The Riddle of Japan

A new film by documentarian Trinh Minh-ha is timeless and apolitical -- much to our disappointment

The Fourth Dimension, Trinh T. Minh-ha's new video essay built out of footage shot in Japan, resembles -- despite a good deal of chin-pulling philosophizing about time, space, and "the ever-increased speed of programmed agency" -- two other filmed essays largely about Japan made in the 1980s, Chris Marker's Sans Soleil (Sunless) and Wim Wenders' Tokyo-Ga. Marker and Wenders have made some great films, but their Japanese works bought into an exoticized myth of that country, throwing up images of an imaginary pure Japan from out of the past and contrasting those images with what the filmmakers argued is the high-tech, unnatural Japan of today. Trinh's film follows pretty much the same strategy. Handheld footage of Buddhist temples and traditional dancers is intercut with images of bullet trains, while the director murmurs imprecations against the few square yards of space train riders have, and how, like nature in Japan, "human nature itself is carefully choreographed and shaped."

Many of Trinh's comments are thought-provoking in their play with proverbs and paradoxes, but unlike her image of Japan -- which she calls "the home of the module unit, the first of the prefab lands" -- her film seems unshaped. Toward the end she launches into a digression about a young woman killed in the 1960 student demonstrations against a treaty with the U.S., but she never follows up on the thought. A little later she mentions Japan's poor treatment of its minority populations, but that point, too, gets dropped. The sudden references to politics seem like mandatory gestures, where they might have been at the core of a more penetrating look at Japan.
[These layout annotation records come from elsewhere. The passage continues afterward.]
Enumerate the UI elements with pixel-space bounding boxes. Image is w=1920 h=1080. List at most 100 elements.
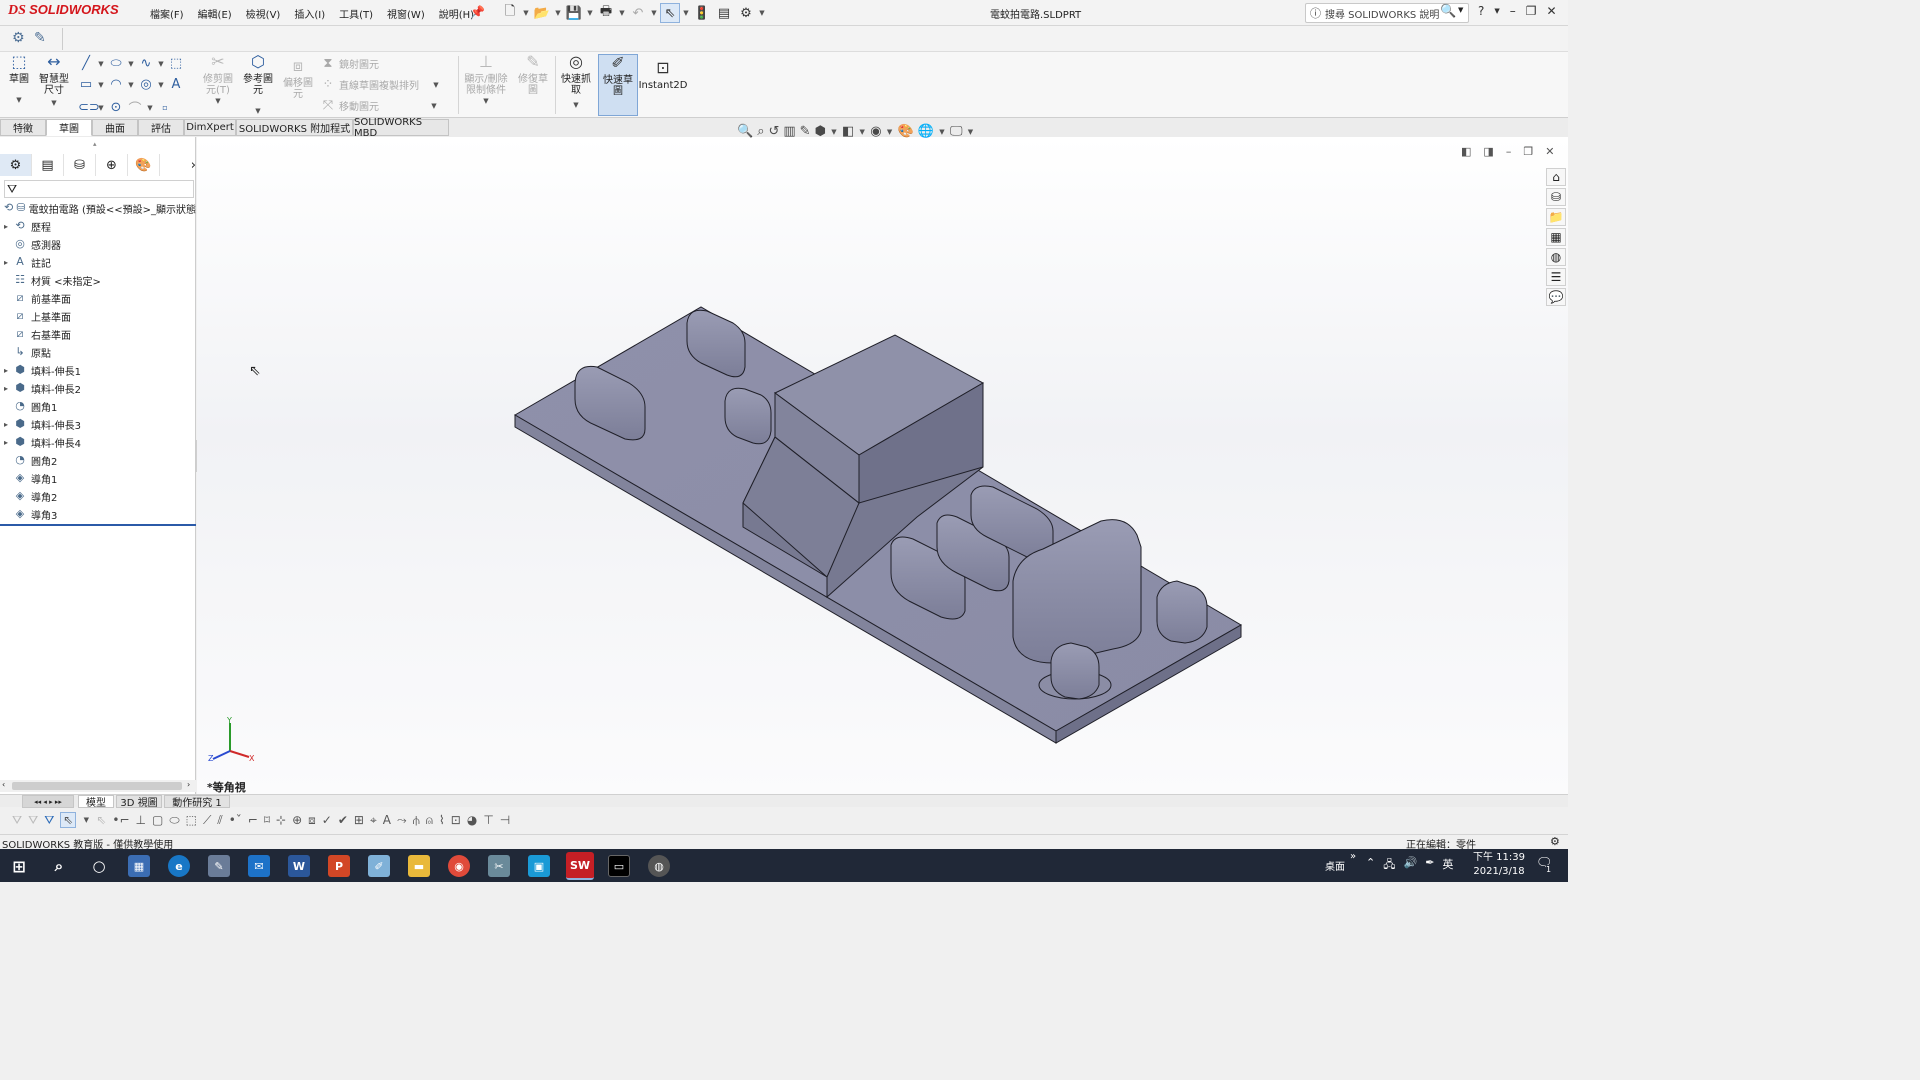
arc-dropdown-icon[interactable]: ▼: [127, 81, 135, 89]
app-square-icon[interactable]: ▣: [528, 855, 550, 877]
paint-app-icon[interactable]: ✎: [208, 855, 230, 877]
view-settings-icon[interactable]: 🖵: [950, 124, 963, 139]
fillet-dropdown-icon[interactable]: ▼: [146, 104, 154, 112]
tree-item[interactable]: ▸ A 註記: [0, 253, 196, 271]
search-dropdown-icon[interactable]: ▼: [1458, 6, 1463, 14]
cortana-icon[interactable]: ○: [88, 855, 110, 877]
scroll-left-icon[interactable]: ‹: [2, 780, 5, 789]
viewport-minimize-icon[interactable]: –: [1506, 145, 1512, 158]
scroll-thumb[interactable]: [12, 782, 182, 790]
undo-dropdown-icon[interactable]: ▼: [650, 9, 658, 17]
display-style-dropdown-icon[interactable]: ▼: [858, 128, 866, 136]
filter-center-marks-icon[interactable]: ⊹: [276, 813, 286, 827]
point-icon[interactable]: ⊙: [108, 100, 124, 115]
edit-appearance-icon[interactable]: 🎨: [898, 124, 914, 139]
filter-cosmetic-threads-icon[interactable]: ⫛: [413, 813, 420, 828]
linear-pattern-button[interactable]: ⁘ 直線草圖複製排列 ▼: [320, 77, 440, 92]
zoom-to-area-icon[interactable]: ⌕: [757, 124, 764, 139]
tab-evaluate[interactable]: 評估: [138, 119, 184, 136]
menu-help[interactable]: 說明(H): [439, 6, 474, 21]
new-dropdown-icon[interactable]: ▼: [522, 9, 530, 17]
mail-app-icon[interactable]: ✉: [248, 855, 270, 877]
menu-view[interactable]: 檢視(V): [246, 6, 281, 21]
move-entities-button[interactable]: ⤧ 移動圖元 ▼: [320, 98, 438, 113]
filter-weld-symbols-icon[interactable]: A: [383, 813, 391, 827]
line-icon[interactable]: ╱: [78, 56, 94, 71]
section-view-icon[interactable]: ▥: [783, 124, 795, 139]
sketch-dropdown-icon[interactable]: ▼: [15, 95, 23, 106]
rapid-sketch-button[interactable]: ✐ 快速草圖: [598, 54, 638, 116]
view-orientation-icon[interactable]: ⬢: [815, 124, 826, 139]
file-explorer-app-icon[interactable]: ▬: [408, 855, 430, 877]
print-icon[interactable]: 🖶: [596, 3, 616, 23]
graphics-area[interactable]: 🔍 ⌕ ↺ ▥ ✎ ⬢ ▼ ◧ ▼ ◉ ▼ 🎨 🌐 ▼ 🖵 ▼ ◧ ◨ – ❐ ✕ Y X…: [197, 124, 1568, 794]
volume-icon[interactable]: 🔊: [1403, 856, 1417, 875]
instant2d-button[interactable]: ⊡ Instant2D: [639, 60, 688, 92]
menu-tools[interactable]: 工具(T): [339, 6, 373, 21]
options-gear-icon[interactable]: ⚙: [736, 3, 756, 23]
hide-show-dropdown-icon[interactable]: ▼: [886, 128, 894, 136]
filter-sketch-segments-icon[interactable]: ⌐: [248, 813, 258, 827]
filter-axes-icon[interactable]: ⟋: [203, 813, 211, 828]
menu-window[interactable]: 視窗(W): [387, 6, 425, 21]
toolbar-expand-icon[interactable]: »: [1350, 851, 1356, 862]
ime-indicator[interactable]: 英: [1442, 856, 1453, 875]
tree-item[interactable]: ▸ ⬢ 填料-伸長1: [0, 361, 196, 379]
undo-icon[interactable]: ↶: [628, 3, 648, 23]
filter-vertices-icon[interactable]: •⌐: [112, 813, 129, 827]
dimxpertmanager-tab-icon[interactable]: ⊕: [96, 154, 128, 176]
plane-point-icon[interactable]: ▫: [157, 103, 173, 112]
word-app-icon[interactable]: W: [288, 855, 310, 877]
slot-icon[interactable]: ⊂⊃: [78, 100, 100, 115]
tree-item[interactable]: ◈ 導角1: [0, 469, 196, 487]
restore-icon[interactable]: ❐: [1526, 4, 1537, 18]
save-dropdown-icon[interactable]: ▼: [586, 9, 594, 17]
desktop-toolbar-label[interactable]: 桌面: [1325, 858, 1345, 873]
slot-dropdown-icon[interactable]: ▼: [97, 104, 105, 112]
filter-datum-targets-icon[interactable]: ⤳: [397, 813, 407, 828]
view-palette-icon[interactable]: ▦: [1546, 228, 1566, 246]
tab-sketch[interactable]: 草圖: [46, 119, 92, 136]
construction-geometry-icon[interactable]: ⬚: [168, 56, 184, 71]
smart-dimension-button[interactable]: ↔ 智慧型尺寸 ▼: [36, 54, 72, 109]
rectangle-dropdown-icon[interactable]: ▼: [97, 81, 105, 89]
forum-icon[interactable]: 💬: [1546, 288, 1566, 306]
select-pointer-icon[interactable]: ⇖: [660, 3, 680, 23]
fillet-sketch-icon[interactable]: ⌒: [127, 98, 143, 117]
terminal-app-icon[interactable]: ▭: [608, 855, 630, 877]
tab-dimxpert[interactable]: DimXpert: [184, 119, 236, 136]
filter-mid-surfaces-icon[interactable]: ⊤: [483, 813, 493, 827]
tree-item[interactable]: ⧄ 前基準面: [0, 289, 196, 307]
circle-dropdown-icon[interactable]: ▼: [127, 60, 135, 68]
panel-grip-icon[interactable]: ▴: [93, 140, 97, 148]
filter-connection-points-icon[interactable]: ⊡: [451, 813, 461, 827]
trim-entities-button[interactable]: ✂ 修剪圖元(T) ▼: [200, 54, 236, 107]
open-folder-icon[interactable]: 📂: [532, 3, 552, 23]
select-dropdown-icon[interactable]: ▼: [682, 9, 690, 17]
propertymanager-tab-icon[interactable]: ▤: [32, 154, 64, 176]
line-dropdown-icon[interactable]: ▼: [97, 60, 105, 68]
filter-toggle-icon[interactable]: ⛛: [12, 813, 22, 828]
pen-icon[interactable]: ✒: [1425, 856, 1434, 875]
filter-select-pointer-icon[interactable]: ⇖: [60, 812, 77, 828]
repair-sketch-button[interactable]: ✎ 修復草圖: [515, 54, 551, 97]
tree-filter[interactable]: ⛛: [4, 180, 194, 198]
filter-hide-icon[interactable]: ⛛: [28, 813, 38, 828]
tab-surfaces[interactable]: 曲面: [92, 119, 138, 136]
chrome-browser-icon[interactable]: ◉: [448, 855, 470, 877]
tree-item[interactable]: ▸ ⟲ 歷程: [0, 217, 196, 235]
tree-item[interactable]: ☷ 材質 <未指定>: [0, 271, 196, 289]
taskbar-search-icon[interactable]: ⌕: [48, 855, 70, 877]
previous-view-icon[interactable]: ↺: [768, 124, 779, 139]
snipping-tool-icon[interactable]: ✂: [488, 855, 510, 877]
filter-faces-icon[interactable]: ▢: [152, 813, 163, 827]
edge-browser-icon[interactable]: e: [168, 855, 190, 877]
tree-item[interactable]: ◔ 圓角2: [0, 451, 196, 469]
tab-mbd[interactable]: SOLIDWORKS MBD: [353, 117, 449, 139]
filter-notes-icon[interactable]: ⊞: [354, 813, 364, 827]
display-style-icon[interactable]: ◧: [842, 124, 854, 139]
filter-geometric-tolerance-icon[interactable]: ✔: [338, 813, 348, 827]
filter-centerline-icon[interactable]: ⊕: [292, 813, 302, 827]
filter-surface-finish-icon[interactable]: ✓: [322, 813, 332, 827]
mirror-entities-button[interactable]: ⧗ 鏡射圖元: [320, 56, 379, 71]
Instead Trinh devotes the great bulk of her film to the aforementioned touristy exoticism, while her soundtrack whispers comments such as "Nothing is natural, for the natural at its most natural is carefully hidden" and "Encounters inside Japan only make you aware of an outside Japan." Trinh, a UC Berkeley professor who has made some very good documentaries questioning Western images of Africa and Vietnam, has unaccountably adopted an essentialized, timeless, apolitical vision of Japan. In different ways, so have many Western fans of Japanese culture, who find in, say, Yasujiro Ozu's films the "real Japan" missing in "Westernized" filmmakers like Kurosawa. (Wenders' film was more or less in this vein.) But how is Kurosawa -- or, for that matter, the makers of violent action films or anime -- any less Japanese than Ozu? When Trinh speaks of "relentless pressures to conform" leading to Japan's "relentless drive for form" over shots of dancers in a parade, she may be generalizing as much about the Japanese as any ethnographer ever did with a Voice of God narration over shots of dancing African tribesmen.

As a film, The Fourth Dimension could be described the way Trinh defines ice: "time frozen in its movement." Although what she films is often attractive, Trinh reveals no special flair for composing images; still, the film includes at least one great shot, of a row of priests parading single file with their umbrellas through the rain. The film centers around Trinh's thoughts on "the fourth dimension" -- time. To Trinh, the Japanese are experts on "the art of framing time," and the corridors and passageways of traditional Japanese buildings form a wondrous visual metaphor for our human progression as we age. "Sliding open the screens, I find myself stepping suddenly into the fourth dimension," she tells us. "The journey unfolds, through the unseen but dominant framing of time." These speculations are quite intriguing, and the juxtaposition of Trinh's gnomic narration and her largely banal images of Japan would doubtless repay multiple viewings by sympathetic philosophers. But as a document on Japan The Fourth Dimension leaves much to be desired. Like travelers on bullet trains, viewers of this film become encapsulated in her notions, moving in an unchanging space across the changing landscape. "To perform a ritual one must slow down," we are told. But must the Japanese always be found performing rituals?